A report this weekend about Lake Superior is both surprising and a bit disconcerting. The report indicated that over the past five years, Lake Superior, the largest body of fresh water on the planet, has lost 12 trillion gallons of water to evaporation. The news story went on to say that the Lake, representing some 20% of the world’s fresh water, has risen some five degrees in temperature. Once deep waters have become shallow and tankers carry such cargo as coal have had to reduce their weights by around 10% to clear the depleted waters. Local docks have become sandbars and owners are losing the ability to meet dredging costs.

So, where all of this has water gone? The latest weather news may give a clue (this is not scientific but it is related). In Sloth Korea a monsoon has taken six lives; in Southeast Asia twenty six more people have died in flooding in India and Bangladesh; in Uganda whole villages, bridges, farms and schools have been washed away by floods; 15 die in floods in Rwanda; and, of course, we have the damage caused buy Hurricane Humberto. There are also reports from Alaska of villagers fleeing floods as storms surges appear to be putting finishing touches on Kivalena, an Arctic island that will soon be lost to the sea.

The UN’s IPCC reported that within twenty five years, 5.4 billion people will be living in areas where water is scarce. Of course, this assumes that computer models are correct. Recent reports indicate that many of these models are actually wrong and that global climate events may occur at an even faster pace. New factors and relationships keep emerging that invalidate projections and events are proceeding at a more rapid pace.

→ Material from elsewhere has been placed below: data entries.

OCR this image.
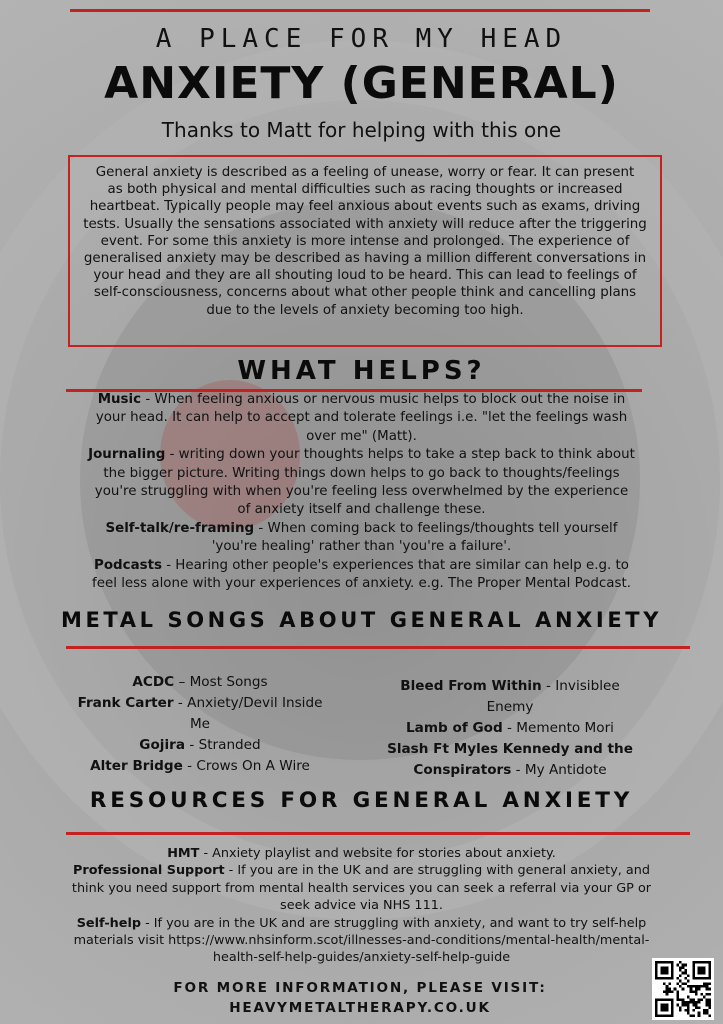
A PLACE FOR MY HEAD
ANXIETY (GENERAL)
Thanks to Matt for helping with this one
General anxiety is described as a feeling of unease, worry or fear. It can present
as both physical and mental difficulties such as racing thoughts or increased
heartbeat. Typically people may feel anxious about events such as exams, driving
tests. Usually the sensations associated with anxiety will reduce after the triggering
event. For some this anxiety is more intense and prolonged. The experience of
generalised anxiety may be described as having a million different conversations in
your head and they are all shouting loud to be heard. This can lead to feelings of
self-consciousness, concerns about what other people think and cancelling plans
due to the levels of anxiety becoming too high.
WHAT HELPS?
Music - When feeling anxious or nervous music helps to block out the noise in
your head. It can help to accept and tolerate feelings i.e. "let the feelings wash
over me" (Matt).
Journaling - writing down your thoughts helps to take a step back to think about
the bigger picture. Writing things down helps to go back to thoughts/feelings
you're struggling with when you're feeling less overwhelmed by the experience
of anxiety itself and challenge these.
Self-talk/re-framing - When coming back to feelings/thoughts tell yourself
'you're healing' rather than 'you're a failure'.
Podcasts - Hearing other people's experiences that are similar can help e.g. to
feel less alone with your experiences of anxiety. e.g. The Proper Mental Podcast.
METAL SONGS ABOUT GENERAL ANXIETY
ACDC – Most Songs
Frank Carter - Anxiety/Devil Inside
Me
Gojira - Stranded
Alter Bridge - Crows On A Wire
Bleed From Within - Invisiblee
Enemy
Lamb of God - Memento Mori
Slash Ft Myles Kennedy and the
Conspirators - My Antidote
RESOURCES FOR GENERAL ANXIETY
HMT - Anxiety playlist and website for stories about anxiety.
Professional Support - If you are in the UK and are struggling with general anxiety, and
think you need support from mental health services you can seek a referral via your GP or
seek advice via NHS 111.
Self-help - If you are in the UK and are struggling with anxiety, and want to try self-help
materials visit https://www.nhsinform.scot/illnesses-and-conditions/mental-health/mental-
health-self-help-guides/anxiety-self-help-guide
FOR MORE INFORMATION, PLEASE VISIT:
HEAVYMETALTHERAPY.CO.UK
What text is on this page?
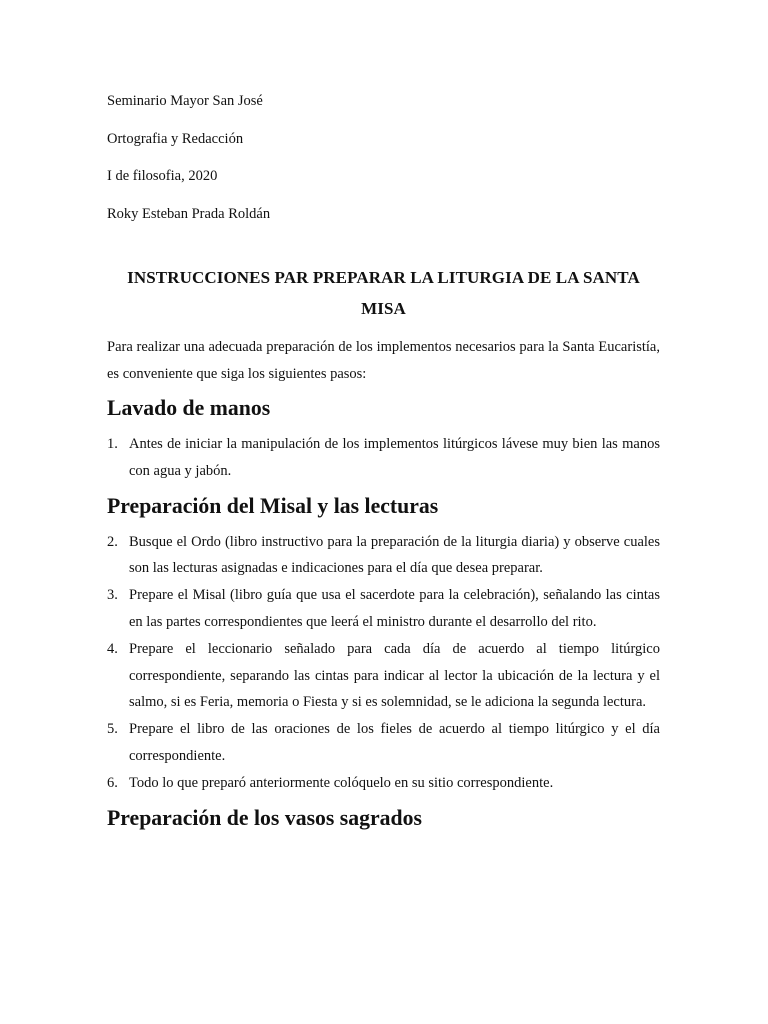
Seminario Mayor San José

Ortografia y Redacción

I de filosofia, 2020

Roky Esteban Prada Roldán

INSTRUCCIONES PAR PREPARAR LA LITURGIA DE LA SANTA
MISA

Para realizar una adecuada preparación de los implementos necesarios para la Santa Eucaristía, es conveniente que siga los siguientes pasos:

Lavado de manos
1. Antes de iniciar la manipulación de los implementos litúrgicos lávese muy bien las manos con agua y jabón.
Preparación del Misal y las lecturas
2. Busque el Ordo (libro instructivo para la preparación de la liturgia diaria) y observe cuales son las lecturas asignadas e indicaciones para el día que desea preparar.
3. Prepare el Misal (libro guía que usa el sacerdote para la celebración), señalando las cintas en las partes correspondientes que leerá el ministro durante el desarrollo del rito.
4. Prepare el leccionario señalado para cada día de acuerdo al tiempo litúrgico correspondiente, separando las cintas para indicar al lector la ubicación de la lectura y el salmo, si es Feria, memoria o Fiesta y si es solemnidad, se le adiciona la segunda lectura.
5. Prepare el libro de las oraciones de los fieles de acuerdo al tiempo litúrgico y el día correspondiente.
6. Todo lo que preparó anteriormente colóquelo en su sitio correspondiente.
Preparación de los vasos sagrados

In a book titled “Save Our Species,” author Robin Greenslade gives a litany of climate changes that have gotten out of control. Among the events he cites are: faster Arctic ice melt, the collapse of Thermohaline Circulation, the faster break up of Antarctica ice sheet, a semi-permanent El Nino, massive forest fires, desertification and flooding, rapid glacial retreat and more. Recent global events tend to support these assertions as floods and fires top many of the weather news stories. Fires in the western U.S., Greece and the heat waves this summer in Europe add credence to the dire predictions.

What is beyond reason is the still apparent lack of sense of urgency on the part of policy and lawmakers. Vice President Cheney still wants to debate the issue and the Bush administration as a whole, while finally coming around, is still reluctant to propose sweeping and drastic environmental and energy policy changes. The recent Vermont Federal Court ruling approving several states’ desire to regulate auto emissions is a start but again, time is of the importance and plans to reduce emissions that are still fifteen years in the future will suffice. As a whole, the American public appears to want change but there is a total lack of the sense of urgency.

If the world is to turn these apparent negative climate changes into an advantage, action needs to be taken now. The mass migration of populations to coastal cities, as reported by the UN, is a death march. Concentrating our efforts on bio fuels in the absence of a sound food policy is suicide. Time is rushing by the Nero and the fiddle story cannot be repeated if we want our children to live in a habitable world.